In the world of drinks Ireland is most famous for two products, Stout and Whiskey. While the origins of each can be disputed there is no denying when people from around the globe think of Ireland in trems of drinks, Stout and Whiskey are what spring to mind. And what better way to celebrate this than for two of Ireland’s leading new wave producers, Dublins Teelings Whiskey and Galway Bay Brewery to join forces for a very special drink, 200 Fathoms, imperial barrel aged stout.
The rise of Independent brewing and distilling have both followed a similar trajectory in the last few years. New producers are coming to the market in numbers that seemed unimaginable even 10 years ago. While the vast majority of breweries in Ireland have their sights set on the domestic market the new wave whiskey producers also have goals of reclaiming the status Ireland once held as the primary whiskey producing country in the world.
For the last few years two of the leaders in the Irish beer and Whiskey scene have come together to produce one the most anticipated beers in Ireland. 200 Fathoms barrel aged imperial stout. Now that is a long title for a beer, but then again this is a beer that takes a long time to make. And being lucky enough to live not too far from the brewery I took the opportunity to follow the 6 month process from start to finish. The stout itself is made up from around 8 different types of malts each adding their own layer to this robust beer. The majority of the malt bill is Irish grown and malted, something GBB are proud to promote. The Irish climate may not lend itself to the fancy new world hops that are required for hippest of IPAs, but it’s almost perfect for barley. And an imperial stout like 200 Fathoms is a great way to showcase Irish malts.

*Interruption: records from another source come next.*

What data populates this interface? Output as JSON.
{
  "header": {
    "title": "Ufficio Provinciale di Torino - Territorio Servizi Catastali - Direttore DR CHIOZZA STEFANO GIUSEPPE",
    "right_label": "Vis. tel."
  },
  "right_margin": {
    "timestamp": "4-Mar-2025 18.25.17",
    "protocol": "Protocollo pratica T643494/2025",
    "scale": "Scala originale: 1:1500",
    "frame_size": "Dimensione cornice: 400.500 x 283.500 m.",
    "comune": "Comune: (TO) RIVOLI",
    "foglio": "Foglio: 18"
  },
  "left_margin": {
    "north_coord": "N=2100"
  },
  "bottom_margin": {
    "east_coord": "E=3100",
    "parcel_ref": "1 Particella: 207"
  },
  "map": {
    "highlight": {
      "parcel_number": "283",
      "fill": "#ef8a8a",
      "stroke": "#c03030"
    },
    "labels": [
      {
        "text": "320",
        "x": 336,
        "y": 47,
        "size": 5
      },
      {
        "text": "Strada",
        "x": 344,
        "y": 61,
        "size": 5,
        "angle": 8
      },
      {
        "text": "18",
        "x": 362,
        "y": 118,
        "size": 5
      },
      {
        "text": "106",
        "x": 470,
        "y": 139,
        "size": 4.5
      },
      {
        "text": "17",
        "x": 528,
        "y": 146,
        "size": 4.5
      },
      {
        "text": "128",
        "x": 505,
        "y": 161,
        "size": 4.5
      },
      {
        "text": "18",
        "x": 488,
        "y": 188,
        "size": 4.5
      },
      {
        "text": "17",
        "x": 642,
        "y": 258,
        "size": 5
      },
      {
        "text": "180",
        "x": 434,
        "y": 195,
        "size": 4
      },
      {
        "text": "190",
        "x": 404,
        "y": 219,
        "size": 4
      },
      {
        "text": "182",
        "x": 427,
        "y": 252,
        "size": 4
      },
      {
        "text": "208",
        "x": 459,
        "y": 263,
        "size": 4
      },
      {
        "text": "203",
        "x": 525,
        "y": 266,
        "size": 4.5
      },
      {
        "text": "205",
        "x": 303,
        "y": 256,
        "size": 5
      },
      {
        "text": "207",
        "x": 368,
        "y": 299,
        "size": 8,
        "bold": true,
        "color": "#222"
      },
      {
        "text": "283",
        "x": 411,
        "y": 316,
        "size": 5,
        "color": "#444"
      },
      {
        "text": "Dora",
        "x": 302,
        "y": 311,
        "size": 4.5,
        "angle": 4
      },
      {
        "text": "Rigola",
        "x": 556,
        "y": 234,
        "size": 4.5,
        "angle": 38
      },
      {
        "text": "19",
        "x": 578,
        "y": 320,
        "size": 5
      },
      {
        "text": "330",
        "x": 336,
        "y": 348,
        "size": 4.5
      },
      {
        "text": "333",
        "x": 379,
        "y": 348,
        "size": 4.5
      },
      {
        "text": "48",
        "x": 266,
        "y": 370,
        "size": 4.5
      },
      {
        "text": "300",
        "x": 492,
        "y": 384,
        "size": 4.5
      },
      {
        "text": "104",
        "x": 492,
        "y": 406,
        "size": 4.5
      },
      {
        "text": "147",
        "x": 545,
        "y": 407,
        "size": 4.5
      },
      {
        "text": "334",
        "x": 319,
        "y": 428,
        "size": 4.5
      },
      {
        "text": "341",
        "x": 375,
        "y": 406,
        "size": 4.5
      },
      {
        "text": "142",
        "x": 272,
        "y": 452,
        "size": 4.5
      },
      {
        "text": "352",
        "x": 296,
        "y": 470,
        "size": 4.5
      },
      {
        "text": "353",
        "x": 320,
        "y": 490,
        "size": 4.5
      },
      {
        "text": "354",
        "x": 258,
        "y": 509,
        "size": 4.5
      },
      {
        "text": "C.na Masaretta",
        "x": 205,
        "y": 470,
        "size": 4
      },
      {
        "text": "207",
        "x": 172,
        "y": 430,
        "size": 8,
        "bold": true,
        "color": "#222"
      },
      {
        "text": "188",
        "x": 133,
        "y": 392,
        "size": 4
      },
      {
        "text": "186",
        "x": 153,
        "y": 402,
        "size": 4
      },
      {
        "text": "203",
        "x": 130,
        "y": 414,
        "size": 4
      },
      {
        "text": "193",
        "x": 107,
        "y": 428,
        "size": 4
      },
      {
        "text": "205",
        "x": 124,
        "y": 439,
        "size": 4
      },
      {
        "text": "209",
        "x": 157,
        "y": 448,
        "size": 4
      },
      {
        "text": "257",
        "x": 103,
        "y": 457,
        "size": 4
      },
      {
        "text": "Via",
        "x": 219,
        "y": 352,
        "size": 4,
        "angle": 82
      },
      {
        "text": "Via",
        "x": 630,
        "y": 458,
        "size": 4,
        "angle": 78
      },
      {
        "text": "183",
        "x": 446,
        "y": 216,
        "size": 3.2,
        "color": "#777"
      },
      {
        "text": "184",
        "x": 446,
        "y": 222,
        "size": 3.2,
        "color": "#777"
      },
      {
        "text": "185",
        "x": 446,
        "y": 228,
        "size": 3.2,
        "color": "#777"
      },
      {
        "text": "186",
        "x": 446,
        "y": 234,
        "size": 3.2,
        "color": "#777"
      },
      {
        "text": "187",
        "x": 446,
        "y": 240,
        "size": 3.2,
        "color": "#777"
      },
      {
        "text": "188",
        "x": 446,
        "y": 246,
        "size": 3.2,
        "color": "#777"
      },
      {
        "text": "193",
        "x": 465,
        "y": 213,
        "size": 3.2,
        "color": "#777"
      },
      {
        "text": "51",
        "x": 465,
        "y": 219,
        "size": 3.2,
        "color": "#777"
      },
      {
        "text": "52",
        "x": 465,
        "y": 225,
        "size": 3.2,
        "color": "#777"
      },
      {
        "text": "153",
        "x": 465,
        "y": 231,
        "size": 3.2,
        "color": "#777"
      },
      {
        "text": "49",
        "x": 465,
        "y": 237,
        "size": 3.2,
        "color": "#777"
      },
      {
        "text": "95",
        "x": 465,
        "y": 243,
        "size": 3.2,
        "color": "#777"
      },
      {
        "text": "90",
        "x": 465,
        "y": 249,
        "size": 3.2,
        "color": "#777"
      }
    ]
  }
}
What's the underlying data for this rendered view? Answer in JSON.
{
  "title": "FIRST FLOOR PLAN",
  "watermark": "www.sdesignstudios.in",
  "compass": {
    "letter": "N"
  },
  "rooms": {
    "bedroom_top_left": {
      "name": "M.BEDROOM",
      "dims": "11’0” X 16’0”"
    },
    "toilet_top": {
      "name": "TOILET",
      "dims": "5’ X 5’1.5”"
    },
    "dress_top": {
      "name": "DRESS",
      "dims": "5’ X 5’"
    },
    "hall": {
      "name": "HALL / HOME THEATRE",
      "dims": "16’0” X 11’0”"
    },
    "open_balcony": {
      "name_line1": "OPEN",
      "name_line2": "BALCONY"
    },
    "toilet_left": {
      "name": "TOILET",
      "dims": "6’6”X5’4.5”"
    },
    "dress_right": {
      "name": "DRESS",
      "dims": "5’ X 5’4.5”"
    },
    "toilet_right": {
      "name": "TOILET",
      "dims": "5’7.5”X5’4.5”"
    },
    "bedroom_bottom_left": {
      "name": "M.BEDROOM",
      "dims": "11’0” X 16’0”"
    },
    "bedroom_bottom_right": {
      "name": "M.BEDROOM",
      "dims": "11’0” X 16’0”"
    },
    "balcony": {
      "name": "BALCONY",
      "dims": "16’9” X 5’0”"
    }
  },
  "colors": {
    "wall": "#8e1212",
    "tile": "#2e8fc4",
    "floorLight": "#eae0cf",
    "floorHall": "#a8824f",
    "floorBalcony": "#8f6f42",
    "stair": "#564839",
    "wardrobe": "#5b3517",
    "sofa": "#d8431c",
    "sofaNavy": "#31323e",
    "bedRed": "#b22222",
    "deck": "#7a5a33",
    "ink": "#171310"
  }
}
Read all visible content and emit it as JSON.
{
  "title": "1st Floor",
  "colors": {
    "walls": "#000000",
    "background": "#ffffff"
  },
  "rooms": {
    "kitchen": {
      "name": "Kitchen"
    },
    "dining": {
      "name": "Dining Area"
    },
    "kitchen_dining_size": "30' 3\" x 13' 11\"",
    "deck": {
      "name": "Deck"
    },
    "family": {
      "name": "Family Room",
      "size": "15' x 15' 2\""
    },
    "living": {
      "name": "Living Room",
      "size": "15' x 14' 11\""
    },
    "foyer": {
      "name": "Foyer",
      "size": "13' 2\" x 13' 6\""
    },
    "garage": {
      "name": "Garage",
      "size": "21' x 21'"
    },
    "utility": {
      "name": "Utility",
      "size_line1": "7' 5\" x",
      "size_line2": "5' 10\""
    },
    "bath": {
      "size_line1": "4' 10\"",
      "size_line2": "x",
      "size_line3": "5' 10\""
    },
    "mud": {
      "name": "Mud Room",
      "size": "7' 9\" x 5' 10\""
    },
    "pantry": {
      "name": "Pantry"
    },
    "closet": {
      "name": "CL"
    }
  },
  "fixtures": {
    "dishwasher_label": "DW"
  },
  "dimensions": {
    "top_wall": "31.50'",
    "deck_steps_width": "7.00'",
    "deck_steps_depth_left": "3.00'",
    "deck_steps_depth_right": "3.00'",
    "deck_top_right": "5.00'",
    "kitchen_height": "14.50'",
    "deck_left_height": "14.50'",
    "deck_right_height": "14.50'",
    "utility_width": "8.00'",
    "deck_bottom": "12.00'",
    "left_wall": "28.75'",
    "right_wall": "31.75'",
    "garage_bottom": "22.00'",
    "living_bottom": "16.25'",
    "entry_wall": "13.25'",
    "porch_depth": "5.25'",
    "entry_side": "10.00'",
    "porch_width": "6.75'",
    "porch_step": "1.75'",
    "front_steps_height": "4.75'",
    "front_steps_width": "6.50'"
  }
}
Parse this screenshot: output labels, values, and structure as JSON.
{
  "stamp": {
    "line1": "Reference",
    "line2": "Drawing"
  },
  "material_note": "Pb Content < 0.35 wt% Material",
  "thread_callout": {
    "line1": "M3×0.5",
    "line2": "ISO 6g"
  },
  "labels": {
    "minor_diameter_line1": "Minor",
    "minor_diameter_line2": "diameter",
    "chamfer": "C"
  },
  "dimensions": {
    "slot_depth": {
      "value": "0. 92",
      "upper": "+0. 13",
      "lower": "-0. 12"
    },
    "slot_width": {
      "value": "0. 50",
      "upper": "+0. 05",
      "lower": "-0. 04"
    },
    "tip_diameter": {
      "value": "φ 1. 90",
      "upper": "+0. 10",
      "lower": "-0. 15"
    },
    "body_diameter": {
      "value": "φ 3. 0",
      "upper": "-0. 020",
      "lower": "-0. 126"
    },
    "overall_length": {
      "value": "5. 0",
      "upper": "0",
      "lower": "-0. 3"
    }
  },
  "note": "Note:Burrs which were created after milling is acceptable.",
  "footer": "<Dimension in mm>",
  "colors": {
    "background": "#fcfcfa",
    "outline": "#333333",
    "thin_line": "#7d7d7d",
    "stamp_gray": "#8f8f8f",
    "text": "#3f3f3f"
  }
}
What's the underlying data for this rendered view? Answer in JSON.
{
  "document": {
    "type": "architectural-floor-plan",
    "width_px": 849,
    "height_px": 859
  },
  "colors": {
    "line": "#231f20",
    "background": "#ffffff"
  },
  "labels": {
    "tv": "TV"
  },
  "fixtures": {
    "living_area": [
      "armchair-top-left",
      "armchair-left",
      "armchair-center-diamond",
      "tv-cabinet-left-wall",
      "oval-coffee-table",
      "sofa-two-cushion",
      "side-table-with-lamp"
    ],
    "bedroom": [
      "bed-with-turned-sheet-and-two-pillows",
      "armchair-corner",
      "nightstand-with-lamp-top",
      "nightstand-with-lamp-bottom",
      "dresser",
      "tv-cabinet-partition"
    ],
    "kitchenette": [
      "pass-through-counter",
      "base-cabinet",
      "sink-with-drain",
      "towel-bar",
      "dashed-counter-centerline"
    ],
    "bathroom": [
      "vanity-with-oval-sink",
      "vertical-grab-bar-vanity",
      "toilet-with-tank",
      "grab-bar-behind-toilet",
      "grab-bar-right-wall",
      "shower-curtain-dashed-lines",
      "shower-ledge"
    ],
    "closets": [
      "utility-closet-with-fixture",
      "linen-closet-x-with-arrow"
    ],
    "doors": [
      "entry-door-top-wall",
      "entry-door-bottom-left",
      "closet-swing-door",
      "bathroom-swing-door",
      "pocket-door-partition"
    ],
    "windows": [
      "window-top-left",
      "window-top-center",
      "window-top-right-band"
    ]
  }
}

Brewing a beer this big, a hearty 10% ABV can be a challenge. The massive grain bill can bring headaches for the brewday and was sure to test out the newly installed brewing system at GBB. The biggest beer to be brewed up to that date on the newly installed kit. Apart from the brewing itself, the fermentation of beers with high ABV can be tricky. They will usually take off like a rocket, the yeast a field day with the abundance of sugars around, but insuring a good fermentation can be tricky for big beer.Temperature control and the health of the yeast all have to be spot on. Bigger ABV beers can sometimes take their time to fully ferment, as the alcohol levels rise during fermentation it can have the negative effect of slowing down the yeast. Any sugars not fermented will leave the beer tasting sweeter than intended.
After fermentation it’s time for the Teelings part of this collaboration, the Barrels.Having previously hosted the Teelings spirit for the last number of years. A minimum of 3 years and 1 day is required to be considered a genuine Irish Whiskey, most quality Whiskey will age for 8 years. After such a long time it will of course have extracted more than its fare share of flavour from the wood, but there is still plenty left over for the 200 Fathoms stout to soak up plus the extra hit from any Whiskey left behind. This maturation process is all about patience and this is stout that truly uses time as an ingredient. As the wood expands and contracts it draws the stout in and out of its pourous staves that make up the barrel. This slowly imparts the flavours and character of the Teelings Whiskey infusing over time with the GBB stout.
Having been lucky enough to taste the beer periodically throughout the aging process the influence of the Teeling barrels becomes evermore present over time. The finished beer has layers of flavours. Inky black and viscous in appearance, the beer clings to the side of the glass. My first impression was of Rich dark cherries almost like a Black forest cake backed up with the smoothest hit of Whiskey you’ll ever taste. There is so much going on it is hard not to keep sipping, trying to figure out what your tasting each time. As the beer in the glass grows warmer the flavours become bolder and all the better for it.
This marriage of the Teelings barrels and the GBB stout has now become something of an event for beer fans in Ireland with the release date hotly anticipated each year. On last year’s release I was a bit a taken aback with the numbers waiting in the Salthouse bar for the chance to taste the latest version. The bar man informing each wide-eyed customer that approached the bar “it goes on sale at 8”. #200Fathoms was trending on Twitter with fans in Dublins Gasworks bar and Galway waiting to get their hands on a glass. The extra bonus for fans that made the effort was the chance to taste last year’s vintage along side the latest version. GBB had cleverly held back a few kegs. It’s not everyday you see a packed bar with people sipping on 2 glasses of imperial stout comparing tasting notes, a sign of the times indeed.
While this interest in a single beer is a massive turnaround from the dark days of mass produced generic beer only, this hype is notting compared to the legendary queues to be found in Chicago each year for the release of Goose Islands bourbon county stout, where hundreds of people suffer the bitter Chicago winter for up to 24 hours too secure their bounty BCS. The demand for this beer has become so great Goose Island now run one of the biggest barrel ageing programmes in the beer world. While I don’t think we will ever see that kind of hype in Ireland the attention that 200 Fathoms is receiving is a small indication of how far beer as grown in Ireland, people taking time out of their day to go and wait for a beer! Something that was unthinkable probably less than 5 years ago. And in a way the waiting and anticipation is what this beer is all about.